Au cours d'un échange avec les journalistes sur la pelouse de la Maison-Blanche à propos de la résurgence du groupe État islamique (EI), le président américain a évoqué le problème des combattants étrangers de l'EI faits prisonniers par les Forces démocratiques syriennes, la coalition arabo-kurde sur laquelle les États-Unis se sont appuyés pour déloger l'EI de la région qu'il contrôlait à cheval sur la Syrie et l'Irak.

"Les États-Unis ne vont pas les garder à Guantanamo pendant 50 ans"

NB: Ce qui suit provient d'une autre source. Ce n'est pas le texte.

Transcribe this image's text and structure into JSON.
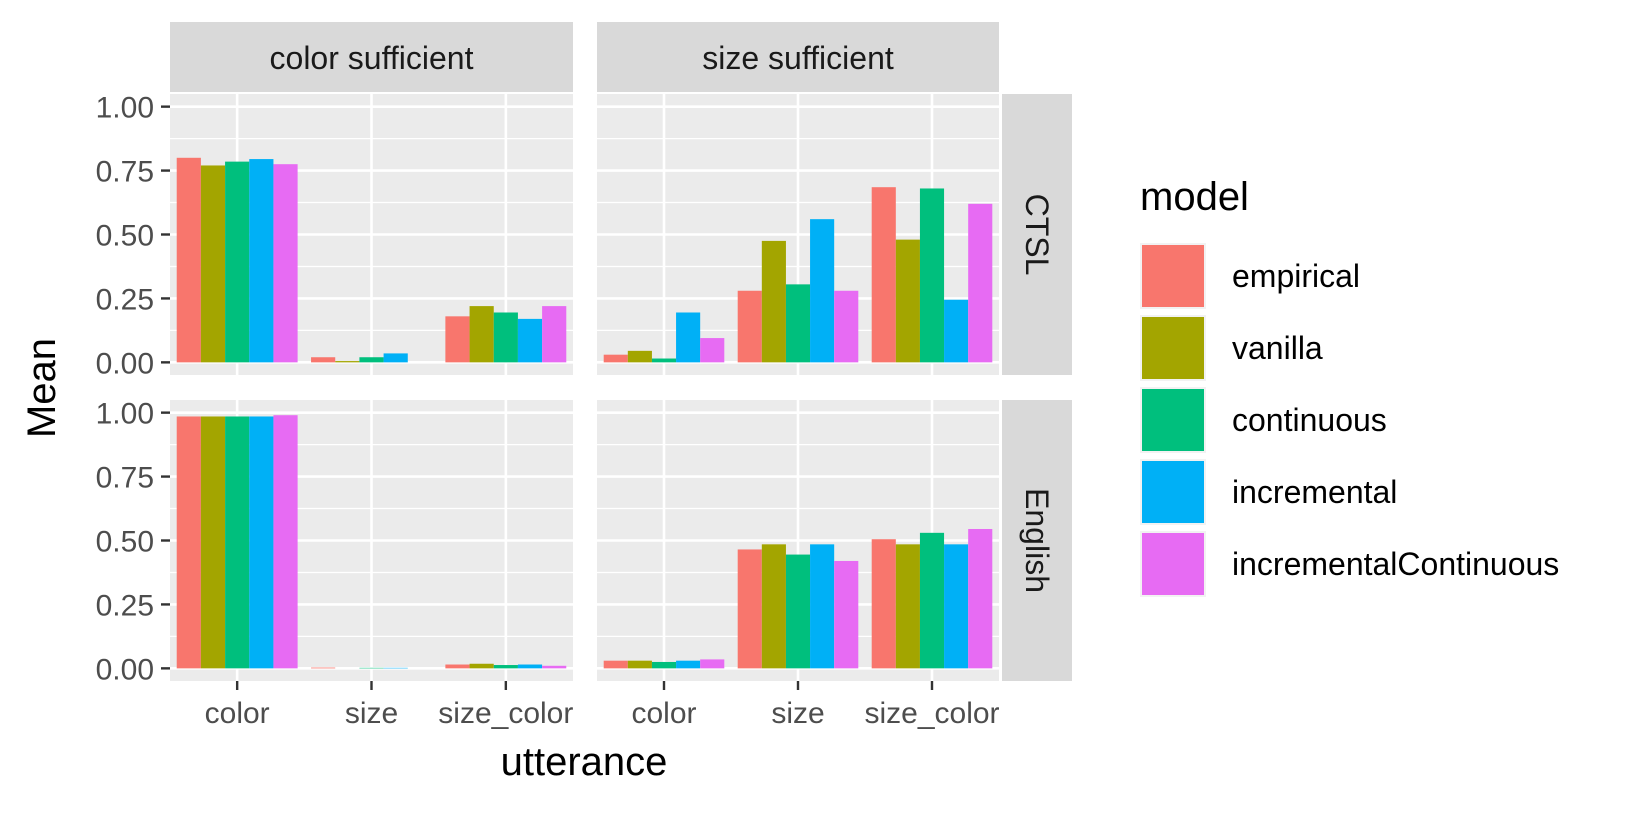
{
  "chart_data": {
    "type": "bar",
    "facet_columns": [
      "color sufficient",
      "size sufficient"
    ],
    "facet_rows": [
      "CTSL",
      "English"
    ],
    "categories": [
      "color",
      "size",
      "size_color"
    ],
    "xlabel": "utterance",
    "ylabel": "Mean",
    "ylim": [
      0,
      1
    ],
    "yticks": [
      "0.00",
      "0.25",
      "0.50",
      "0.75",
      "1.00"
    ],
    "grid": true,
    "legend": {
      "title": "model",
      "placement": "right",
      "items": [
        {
          "name": "empirical",
          "color": "#F8766D"
        },
        {
          "name": "vanilla",
          "color": "#A3A500"
        },
        {
          "name": "continuous",
          "color": "#00BF7D"
        },
        {
          "name": "incremental",
          "color": "#00B0F6"
        },
        {
          "name": "incrementalContinuous",
          "color": "#E76BF3"
        }
      ]
    },
    "panels": [
      {
        "column": "color sufficient",
        "row": "CTSL",
        "values": {
          "empirical": [
            0.8,
            0.02,
            0.18
          ],
          "vanilla": [
            0.77,
            0.005,
            0.22
          ],
          "continuous": [
            0.785,
            0.02,
            0.195
          ],
          "incremental": [
            0.795,
            0.035,
            0.17
          ],
          "incrementalContinuous": [
            0.775,
            0.0,
            0.22
          ]
        }
      },
      {
        "column": "size sufficient",
        "row": "CTSL",
        "values": {
          "empirical": [
            0.03,
            0.28,
            0.685
          ],
          "vanilla": [
            0.045,
            0.475,
            0.48
          ],
          "continuous": [
            0.015,
            0.305,
            0.68
          ],
          "incremental": [
            0.195,
            0.56,
            0.245
          ],
          "incrementalContinuous": [
            0.095,
            0.28,
            0.62
          ]
        }
      },
      {
        "column": "color sufficient",
        "row": "English",
        "values": {
          "empirical": [
            0.985,
            0.003,
            0.015
          ],
          "vanilla": [
            0.985,
            0.0,
            0.018
          ],
          "continuous": [
            0.985,
            0.002,
            0.013
          ],
          "incremental": [
            0.985,
            0.002,
            0.015
          ],
          "incrementalContinuous": [
            0.99,
            0.0,
            0.01
          ]
        }
      },
      {
        "column": "size sufficient",
        "row": "English",
        "values": {
          "empirical": [
            0.03,
            0.465,
            0.505
          ],
          "vanilla": [
            0.03,
            0.485,
            0.485
          ],
          "continuous": [
            0.025,
            0.445,
            0.53
          ],
          "incremental": [
            0.03,
            0.485,
            0.485
          ],
          "incrementalContinuous": [
            0.035,
            0.42,
            0.545
          ]
        }
      }
    ]
  }
}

"Nous détenons des milliers de combattants de l'EI en ce moment. Et l'Europe doit les reprendre", a dit le milliardaire américain. "Si l'Europe ne les reprend pas, je n'aurai pas d'autre choix que de les libérer dans les pays d'où ils viennent, c'est-à-dire la France, l'Allemagne et d'autres endroits", a-t-il ajouté. "Nous les avons capturés, nous en avons des milliers et maintenant, comme d'habitude, nos alliés n'en veulent pas". "Les États-Unis ne vont pas les garder à Guantanamo pendant 50 ans et payer pour ça", a poursuivi le milliardaire américain.

Donald Trump a aussi rappelé que le "califat" géographique de l'Etat islamique avait été rayé de la carte, appelant les pays confrontés à l'EI à en faire davantage pour éviter une résurgence du groupe djihadiste. "À un certain moment, la Russie, l'Afghanistan, l'Iran, l'Irak, la Turquie, il va bien falloir qu'ils se battent eux aussi", a-t-il dit. "Parce que, est-ce que nous voulons rester là-bas 19 ans de plus? Je ne crois pas, non."